Losing Loved Ones

When you have a toothache it is very difficult to say to yourself, “Well, at least I have teeth.” You are just in too much pain. Similarly when you lose a loved one, someone saying to you, “Well you had him as a husband for over 50 years” does not remove the pain or heartache and seems less than compassionate.

Platitudes are personally insulting, and unless you’ve been there you can’t say, “I understand” or “time will heal” or “he’s in a better place.” You don’t understand and time will not heal—at least not for many of us. You may not grieve as you once did, but you will mourn your lost love the rest of your life, and you will still be saying to yourself, “His best place was beside me.”

Maybe the better thing to say to the widow, with honesty, is that you are sorry and that you will always remember your loved one with affection or “you will be in my daily prayers.”

I wish I had known these things years ago. You are taught so many things as life goes on—schooling, business, marriage, but seldom does the etiquette regarding death ever surface.
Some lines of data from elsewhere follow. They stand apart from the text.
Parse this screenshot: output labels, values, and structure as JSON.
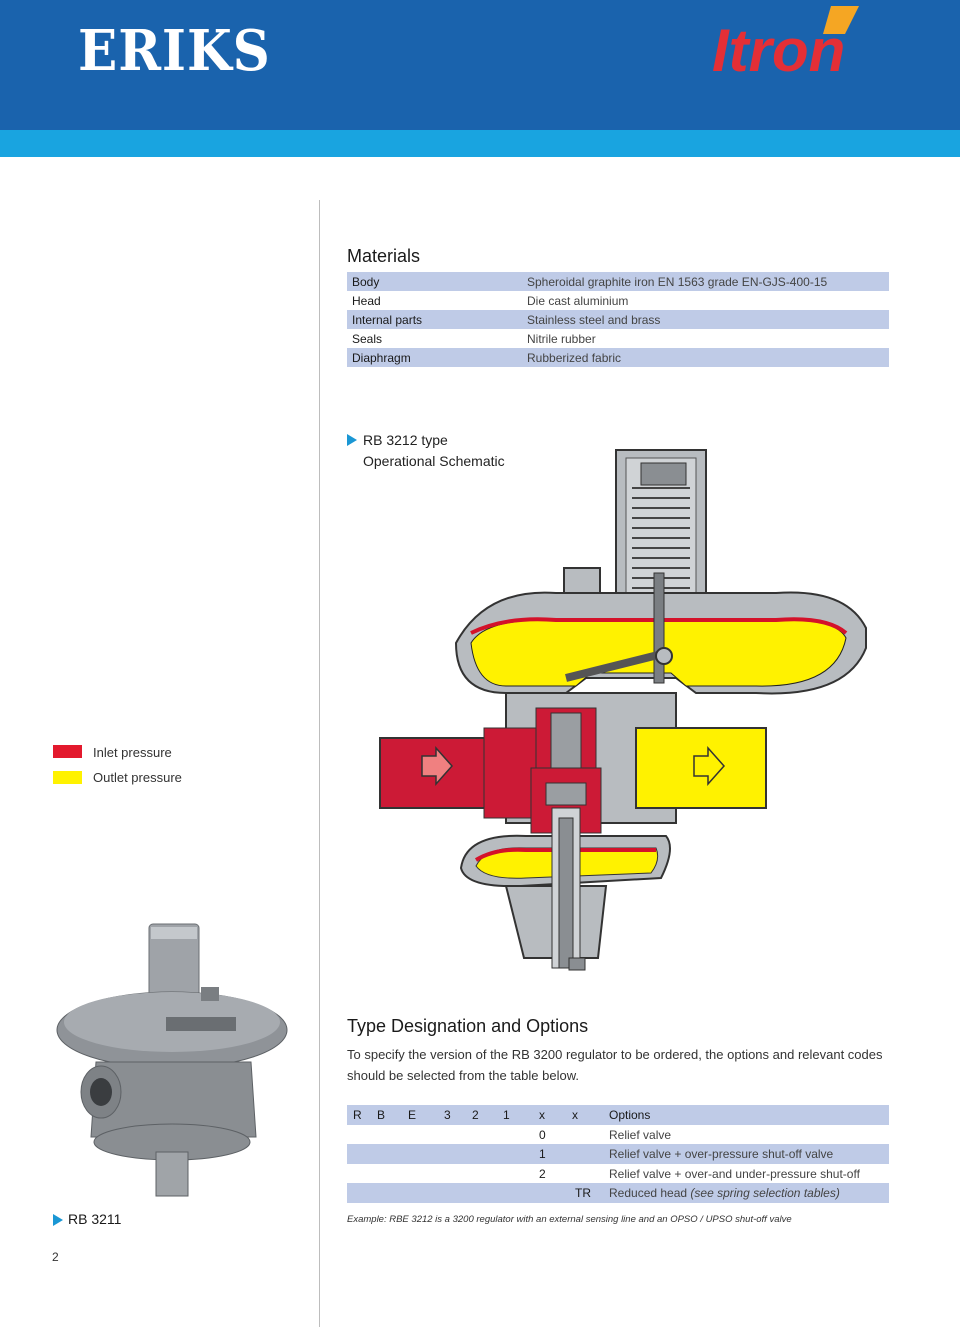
{
  "header": {
    "left_logo": "ERIKS",
    "right_logo": "Itron",
    "colors": {
      "band": "#1a63ad",
      "stripe": "#19a4e0",
      "itron_red": "#e42f36",
      "itron_orange": "#f5a623"
    }
  },
  "materials": {
    "title": "Materials",
    "rows": [
      {
        "name": "Body",
        "value": "Spheroidal graphite iron EN 1563 grade EN-GJS-400-15"
      },
      {
        "name": "Head",
        "value": "Die cast aluminium"
      },
      {
        "name": "Internal parts",
        "value": "Stainless steel and brass"
      },
      {
        "name": "Seals",
        "value": "Nitrile rubber"
      },
      {
        "name": "Diaphragm",
        "value": "Rubberized fabric"
      }
    ]
  },
  "schematic": {
    "title_line1": "RB 3212 type",
    "title_line2": "Operational Schematic",
    "icon": "play-arrow-icon"
  },
  "legend": {
    "inlet": {
      "label": "Inlet pressure",
      "color": "#e3192d"
    },
    "outlet": {
      "label": "Outlet pressure",
      "color": "#fff200"
    }
  },
  "type_designation": {
    "title": "Type Designation and Options",
    "intro": "To specify the version of the RB 3200 regulator to be ordered, the options and relevant codes should be selected from the table below.",
    "header_codes": [
      "R",
      "B",
      "E",
      "3",
      "2",
      "1",
      "x",
      "x"
    ],
    "header_options": "Options",
    "rows": [
      {
        "code": "0",
        "option": "Relief valve"
      },
      {
        "code": "1",
        "option": "Relief valve + over-pressure shut-off valve"
      },
      {
        "code": "2",
        "option": "Relief valve + over-and under-pressure shut-off valve"
      },
      {
        "code": "TR",
        "option": "Reduced head",
        "note": "(see spring selection tables)"
      }
    ],
    "example": "Example: RBE 3212 is a 3200  regulator with an  external sensing line and an OPSO / UPSO shut-off valve"
  },
  "photo_caption": "RB 3211",
  "page_number": "2"
}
And I guess there is no right way to deal with it. As a widow my heart has ached for anyone in a similar situation. For some I can reach out and give a hug, share a tear or just listen to the heartbreak … for others there is a wall that is impossible to pass through. A very polite wall but one you see right away; it has no door for intruders to walk through.

Even your Christian friends react differently to the death of a spouse. You’re wise if you can read them early and save yourself from being hurt. Compassion unaccepted is not an easy thing to swallow. And some just need time—sometimes years to reach a final acceptance of the pain that resulted from the loss. Some are so busy filling in the empty spaces with things to do, they almost push you out of the picture. However, my suggestion for you is to just be there, for a day may come when they will need a hug so desperately. I spoke to one widow who didn’t come to grips with the finality of her loss until three years had passed.

If you are sitting on the side of those doing the counselling, do so with gentle sincerity, with genuine concern and without platitudes. Please.

And if you find yourself not knowing how to react to the loss of your loved one, don’t be worried— there are no rules regarding these things. Live it one day at a time, knowing with your whole heart that God knows exactly what pain you are in and God is carrying you and will only set you down when you have the strength again to stand on your own two feet.